公爵家の一室、お茶会のメンバーはエメリアーナとクリスティーナ、そしてフェルベール。(ハリー)
婚約を報告してからはこのメンバーで集まる事が多くなり定例会ともなってきている。経緯としては、フェルベールと二人きりになる事に慣れないクリスティーナがエメリアーナに泣きついた事が発端であり、面白がったエメリアーナ達がそれにのっかった......もとい、心配したエメリアーナ達が協力する事となったのである。
最初の頃フェルベールとクリスティーナが二人でお茶をした際、宣言通り殊更にクリスティーナに甘くなったフェルベール。しかし思い出して欲しい......この二人はお互い恋愛初心者なのである。それなのにフェルベールはクリスティーナを膝に乗せ甲斐甲斐しくケーキを口に運ぶのだ。
(待って!恋人同士とは普段こんな事をするの?二人の時だけ?え?どうするのが正解なのぉ)
クリスティーナは初めての体験を味わっていた。マルコムとのお茶会の時を思い出してみるが、勿論全くと言っていいほど全てが違うのだから戸惑い慌ててしまうのも仕方がない。
マルコムとは何を話していたか?どんな感情だったか?クリスティーナは現実逃避したいわけではなかったが、ふと過去に意識を飛ばしていた。しかしそれに気付いたフェルベールがクリスティーナの顔を覗き込む、至近距離だ。
「クリスティーナ?どうした?もう食べられないか?他のがいいか?そうだ!プリンも用意しているからそれにするか、早速準備をさせよう!」
「ち、違いますフェルベール様!こちらだけで結構です、そのように沢山は食べられません」
『え?プリン?プリンなら....食べたい......でも面倒をかけてしまうからお断りしなくちゃね』
「フッ、フフッ......クリスティーナ?実は俺はな、他人が考えている事が分かるんだ。それも君の考えている事は特にだ、だから隠し事をしても無駄だぞ?プリン、食べたいのだろう?」
彼が言っている事は事実で、フェルベールは他人の心が聞こえる力を持っていた。それは建国の女神であるフリッグ様の加護であり王族の系譜に連なる者に現れる特殊な能力であった。本来ならば口外無用であり、無論フェルベールもエメリアーナもそれを固く守っていた。しかしフェルベールは相手が信頼するクリスティーナであった為、半ば冗談交じりに話したのだった。それに話したところで信じないと思っていたのだ。
「まぁ!では父が言っていた事は本当だったのですね!さすがフェルベール様ですわ、でもわたくしプリンを食べたいなどとは思っていませんわ!」
プリンを否定するクリスティーナを更に愛おしく感じたフェルベールであったが、クリスティーナが言った父親であるランドルフの言葉が気になったのでそちらの事を聞いてみた。
「クリスティーナ?ランドルフ殿は君になんと話していたんだい?」
「ええ、父はフェルベール様の事をとても鋭く読心術に長けた方と話しておりました。
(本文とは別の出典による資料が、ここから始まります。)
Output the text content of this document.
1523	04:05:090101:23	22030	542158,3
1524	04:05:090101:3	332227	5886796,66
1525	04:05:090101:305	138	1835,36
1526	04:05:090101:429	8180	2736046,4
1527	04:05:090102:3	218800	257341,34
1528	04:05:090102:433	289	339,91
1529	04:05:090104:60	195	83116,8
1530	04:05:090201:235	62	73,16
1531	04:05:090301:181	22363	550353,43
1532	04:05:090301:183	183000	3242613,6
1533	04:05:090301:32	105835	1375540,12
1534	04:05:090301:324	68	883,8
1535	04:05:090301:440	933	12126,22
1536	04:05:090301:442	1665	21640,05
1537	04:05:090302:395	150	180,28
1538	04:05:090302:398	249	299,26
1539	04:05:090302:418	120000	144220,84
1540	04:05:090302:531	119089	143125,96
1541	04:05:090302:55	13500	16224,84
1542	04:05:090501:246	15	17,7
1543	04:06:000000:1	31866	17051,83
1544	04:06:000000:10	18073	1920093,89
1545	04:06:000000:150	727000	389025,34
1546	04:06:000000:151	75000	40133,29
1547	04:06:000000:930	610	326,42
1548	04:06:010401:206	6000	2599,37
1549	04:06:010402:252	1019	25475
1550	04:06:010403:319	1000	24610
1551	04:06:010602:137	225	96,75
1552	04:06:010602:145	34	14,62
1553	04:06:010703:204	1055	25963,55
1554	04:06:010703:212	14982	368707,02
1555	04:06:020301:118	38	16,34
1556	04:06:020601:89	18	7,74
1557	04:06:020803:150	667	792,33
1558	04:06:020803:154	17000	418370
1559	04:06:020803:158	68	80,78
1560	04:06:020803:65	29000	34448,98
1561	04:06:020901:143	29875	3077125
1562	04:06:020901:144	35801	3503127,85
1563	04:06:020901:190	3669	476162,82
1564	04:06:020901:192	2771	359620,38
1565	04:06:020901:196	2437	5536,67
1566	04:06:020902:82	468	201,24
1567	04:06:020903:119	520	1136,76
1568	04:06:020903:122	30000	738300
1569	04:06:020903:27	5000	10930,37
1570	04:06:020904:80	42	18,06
対峙する度に心を見透かされ、考えている事が筒抜けかのように感じるとも」
「読心術?ランドルフ殿は俺の事をそのように感じていたのだな、元々警戒心の強い方ではあったが......鋭い上に的確に分析されているとはさすがだな」
自分の事を的確に言い当てられたフェルベールは素直に感心していた。これまで自分に対して向けられる評価は大抵が、気持ち悪い・気味が悪い。それか己の浅ましさを認めない傲慢な人間か、見透かされている事に気付きもしない愚か者。こういった貴族達ばかりだったからだ。
「はい、その読心術とは相手の視線や表情、仕草などから感情や思考を読み取るそうです。父は商人という事もあり様々な国の方達とお会いし、それらの事に精通する方から詳しく話を聞き父も実践しているそうです。なんでも商談などでとても役に立つそうです。そんな父がフェルベール様のそれはその読心術に近いが更に卓越しておられたと、とても感心しておりました。お若いのに素晴らしい鑑識眼だとも」
『わたくしもフェルベール様の前で、まるで口に出していたのかと思うほど考えを言い当てられる事が多いから、お父様の言う事にも納得してしまうわ。さっきのプリンの事だってそうだし......』
フェルベールは初めからクリスティーナの事もランドルフの事も信頼できる人間である事が分かっていた。しかし、自分の能力を知ったり疑った人間が気味悪がったり警戒して離れていく事も知っていたし、これまで何度も経験してきていたので少しだけ不安がよぎっていたのだが、やはりこの二人に関しては大丈夫だったようだと、とても嬉しく感じてそれから初めて他人に対して安心感を覚えた。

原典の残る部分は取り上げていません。